269**Madame JOURDAIN**
270Oui, voilà qui est fait, je consens au Mariage.
271**Monsieur JOURDAIN**
272Ah voilà tout le monde raisonnable. Vous ne vouliez pas l’écouter. Je savais bien qu’il vous expliquerait ce que c’est que le Fils du Grand Turc.
273**Madame JOURDAIN**
274Il me l’a expliqué comme il faut, et j’en suis satisfaite. Envoyons quérir un Notaire.
275**DORANTE**
276C’est fort bien dit.

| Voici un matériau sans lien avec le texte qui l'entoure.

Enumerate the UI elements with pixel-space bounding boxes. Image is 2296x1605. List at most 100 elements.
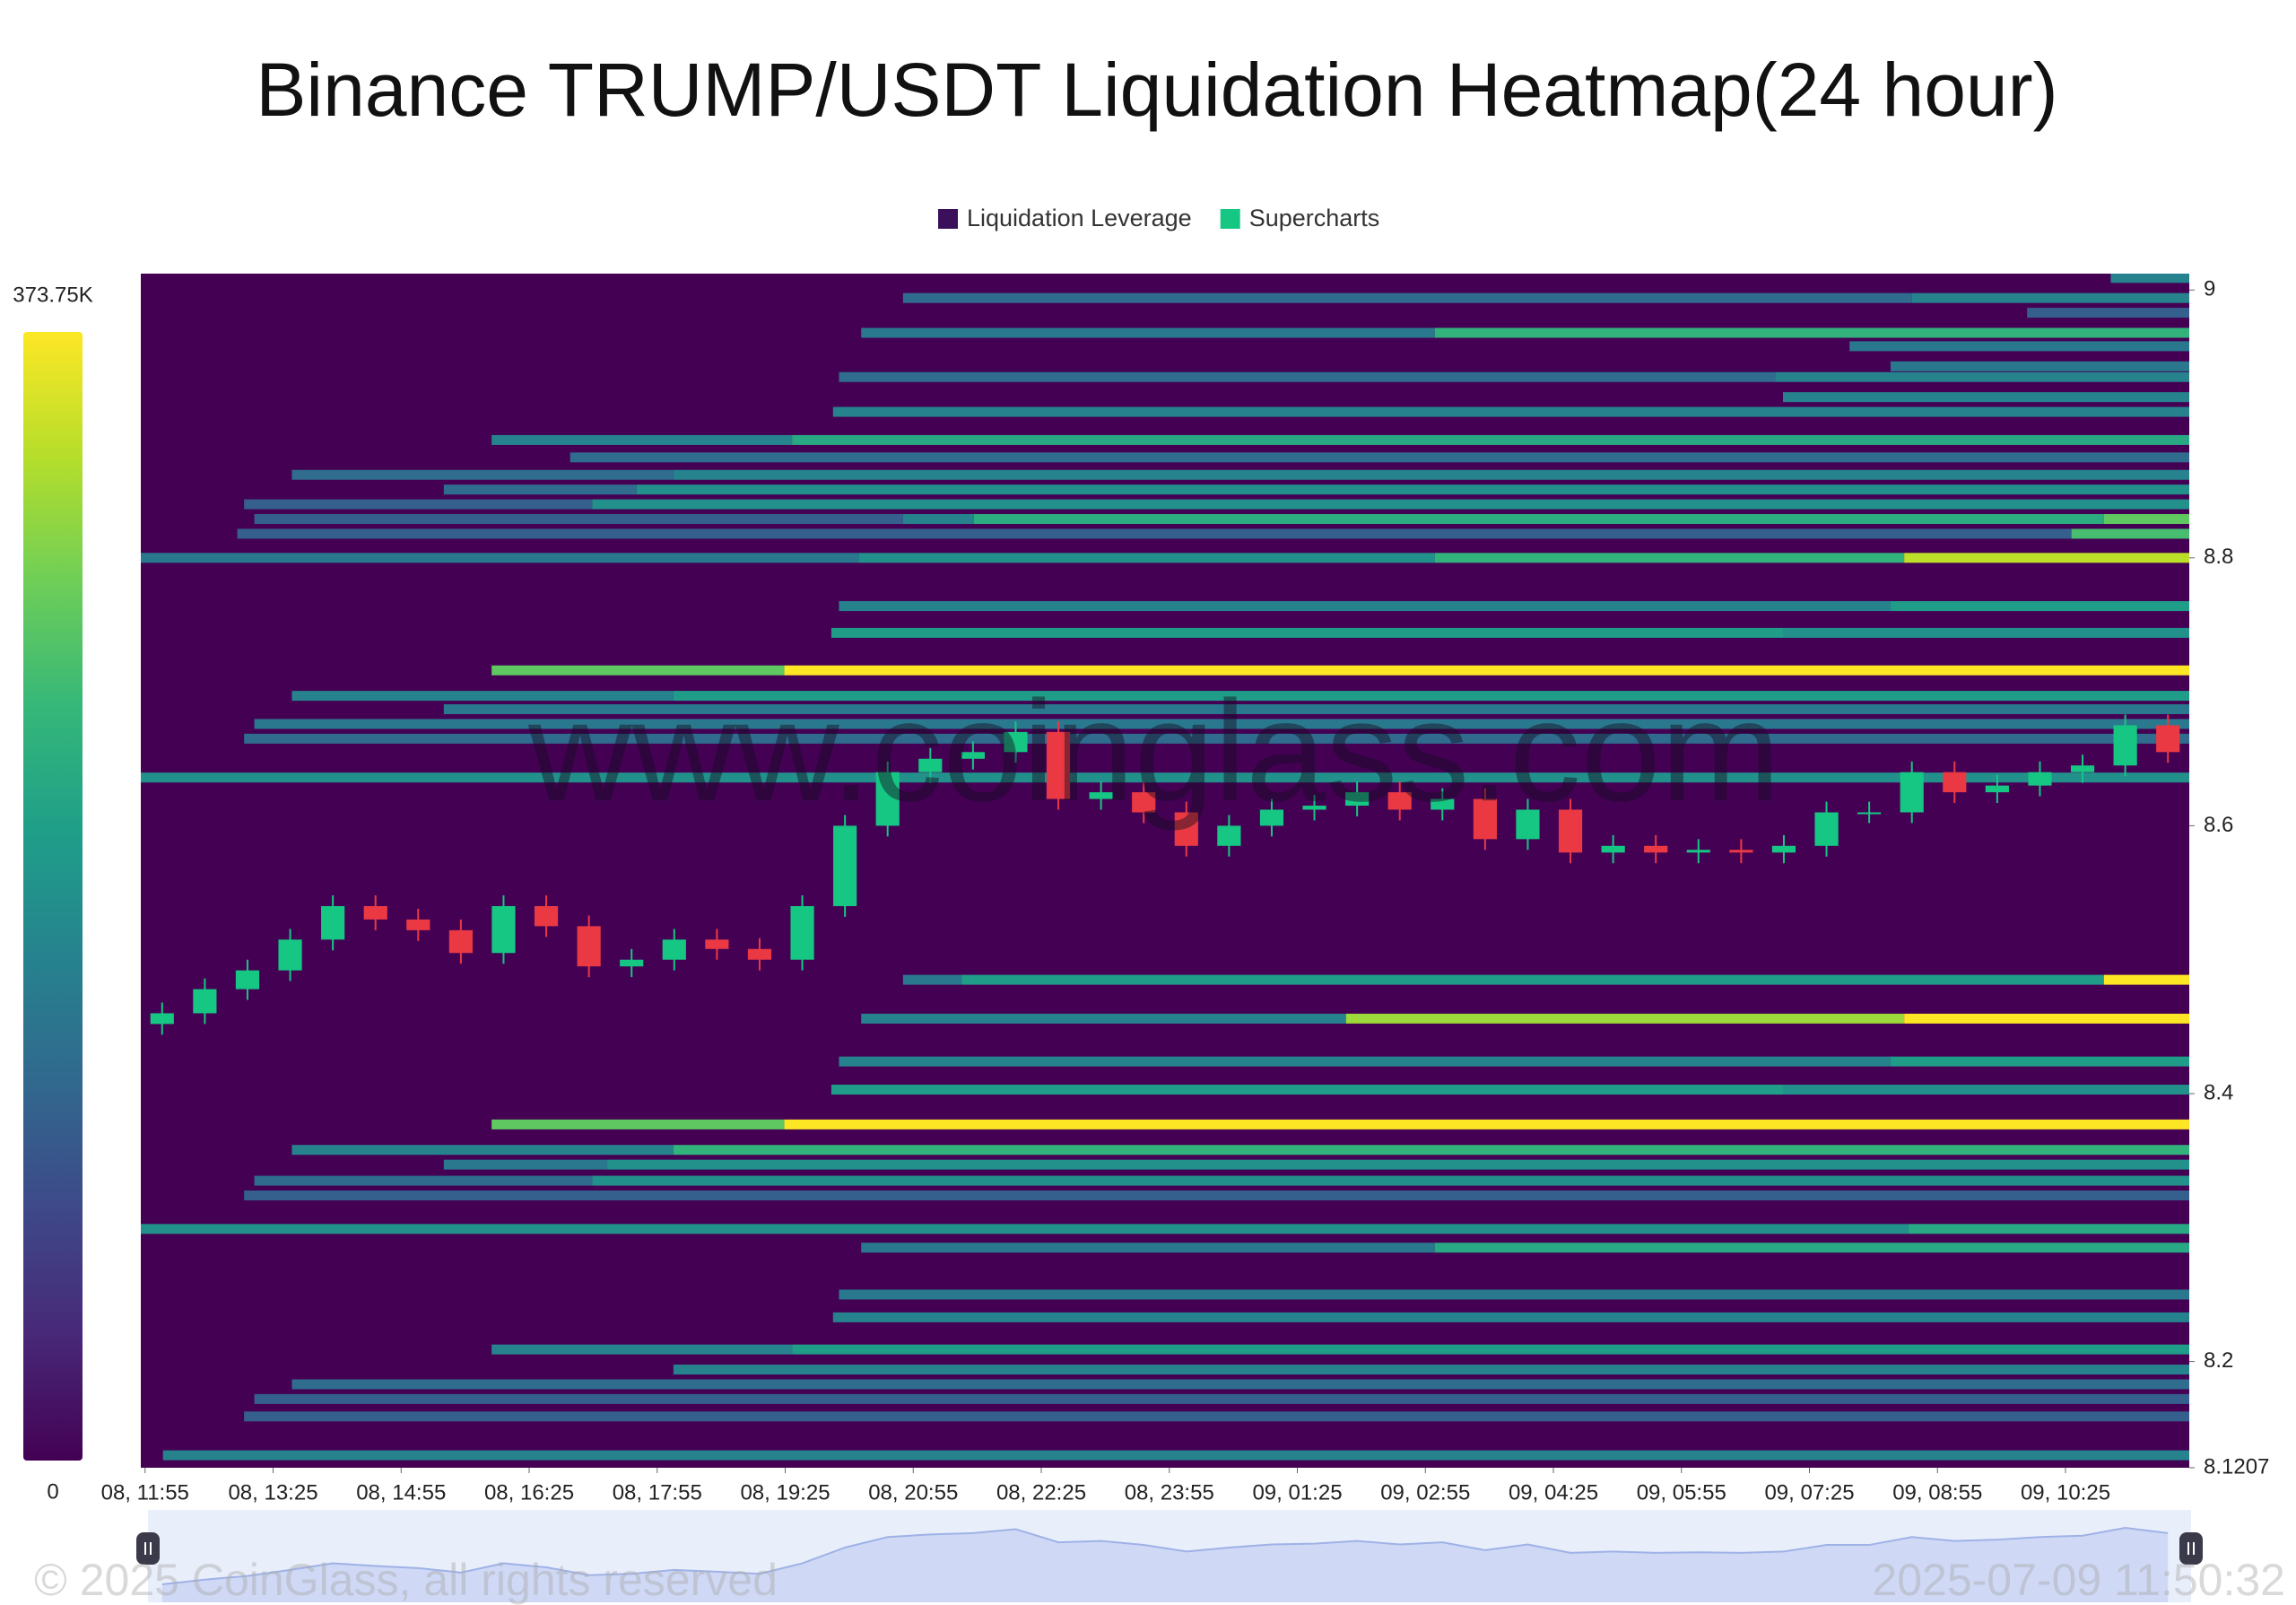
navigator[interactable] [136,1510,2203,1602]
heatmap-cell [254,514,903,525]
candle-body [1259,809,1284,826]
heatmap-cell [673,1365,2189,1375]
x-tick-label: 08, 11:55 [101,1480,189,1505]
candle-body [1004,731,1028,753]
candle-body [1857,812,1882,815]
heatmap-cell [291,1379,2189,1390]
heatmap-cell [592,499,2189,510]
heatmap-cell [1890,1056,2189,1067]
heatmap-cell [839,371,1776,382]
y-tick-label: 8.2 [2204,1348,2233,1373]
candle-body [193,989,217,1014]
heatmap-cell [784,665,2189,676]
heatmap-cell [244,499,593,510]
candle-body [1985,785,2009,793]
heatmap-cell [832,1312,2189,1322]
heatmap-cell [443,704,2189,715]
heatmap-cell [839,1289,2189,1300]
legend-label[interactable]: Liquidation Leverage [967,205,1192,231]
heatmap-cell [858,553,1435,563]
navigator-area [161,1528,2169,1602]
heatmap-cell [606,1159,2189,1170]
candle-body [662,939,686,960]
heatmap-cell [491,434,793,445]
x-tick-label: 09, 07:25 [1764,1480,1854,1505]
colorbar [23,332,83,1461]
legend: Liquidation Leverage Supercharts [938,205,1379,231]
x-tick-label: 08, 23:55 [1125,1480,1214,1505]
x-tick-label: 09, 02:55 [1380,1480,1470,1505]
candle-body [1345,792,1370,807]
candle-body [1217,825,1241,846]
heatmap-cell [1434,327,2189,338]
heatmap-cell [291,691,674,702]
heatmap-cell [1911,292,2189,303]
heatmap-cell [784,1119,2189,1130]
candle-body [150,1013,174,1025]
candle-body [1174,812,1198,846]
candle-body [1089,792,1113,799]
candle-body [1943,772,1967,793]
heatmap-cell [673,469,2189,480]
heatmap-cell [291,469,674,480]
candle-body [1132,792,1156,813]
candle-body [235,970,260,990]
timestamp: 2025-07-09 11:50:32 [1872,1555,2285,1605]
candle-body [1431,798,1455,810]
heatmap-cell [792,1344,2189,1355]
y-tick-label: 8.1207 [2204,1454,2269,1479]
heatmap-cell [491,1344,793,1355]
navigator-line [161,1526,2169,1585]
legend-label[interactable]: Supercharts [1249,205,1380,231]
colorbar-label: 0 [47,1479,58,1504]
y-tick-label: 8.4 [2204,1080,2233,1104]
heatmap-cell [443,1159,607,1170]
heatmap-cell [2027,308,2189,318]
heatmap-cell [902,974,962,985]
x-tick-label: 08, 14:55 [356,1480,446,1505]
colorbar-label: 373.75K [13,283,92,307]
candle-body [2113,725,2137,766]
heatmap-cell [902,292,1912,303]
heatmap-cell [902,514,974,525]
heatmap-cell [1890,361,2189,371]
heatmap-cell [2103,514,2189,525]
candle-body [961,752,985,759]
heatmap-cell [1849,341,2189,352]
candle-body [1473,798,1497,840]
navigator-handle[interactable] [2179,1532,2203,1565]
heatmap-cell [831,627,1784,638]
navigator-handle[interactable] [136,1532,160,1565]
y-tick-label: 9 [2204,277,2215,301]
heatmap-cell [961,974,2104,985]
x-tick-label: 09, 05:55 [1637,1480,1726,1505]
candle-body [278,939,302,971]
x-tick-label: 08, 17:55 [613,1480,702,1505]
heatmap-cell [1775,371,2189,382]
x-tick-label: 08, 22:25 [996,1480,1086,1505]
candle-body [2028,772,2052,786]
heatmap-cell [831,1085,1784,1095]
candle-body [1046,731,1071,799]
candle-body [491,905,516,954]
heatmap-cell [861,327,1435,338]
candle-body [1729,850,1753,853]
heatmap-cell [162,1450,2189,1461]
candle-body [875,772,900,826]
x-tick-label: 09, 04:25 [1509,1480,1598,1505]
candle-body [620,959,644,967]
candle-body [1771,845,1796,853]
copyright: © 2025 CoinGlass, all rights reserved [34,1555,778,1605]
heatmap-cell [861,1243,1435,1253]
heatmap-cell [141,553,859,563]
heatmap-cell [244,733,2189,744]
candle-layer [150,714,2180,1035]
heatmap-cell [443,484,637,495]
candle-body [321,905,345,940]
heatmap-cell [141,1224,1909,1234]
candle-body [2156,725,2180,753]
legend-swatch [1220,209,1240,229]
heatmap-cell [636,484,2189,495]
heatmap-cell [491,1119,785,1130]
candle-body [1302,806,1326,810]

Et afin, Madame Jourdain, que vous puissiez avoir l’esprit tout à fait content, et que vous perdiez aujourd’hui toute la jalousie que vous pourriez avoir conçue de Monsieur votre Mari, c’est que nous nous servirons du même Notaire pour nous marier Madame, et moi.
277**Monsieur JOURDAIN**
278C’est pour lui faire accroire.
279**DORANTE**
280Il faut bien l’amuser avec cette feinte.
281Tout le monde a donc ce qu’il voulait, et le bourgeois marie jusqu’à sa servante sans se douter de rien.
282**Madame JOURDAIN**
283Et Nicole ?
284**Monsieur JOURDAIN**
285Je la donne au Truchement ; et ma Femme, à qui la voudra.
286**COVIELLE**
287Monsieur, je vous remercie. Si l’on en peut voir un plus fou, je l’irai dire à Rome.
288La Comédie finit par un petit Ballet qui avait été préparé.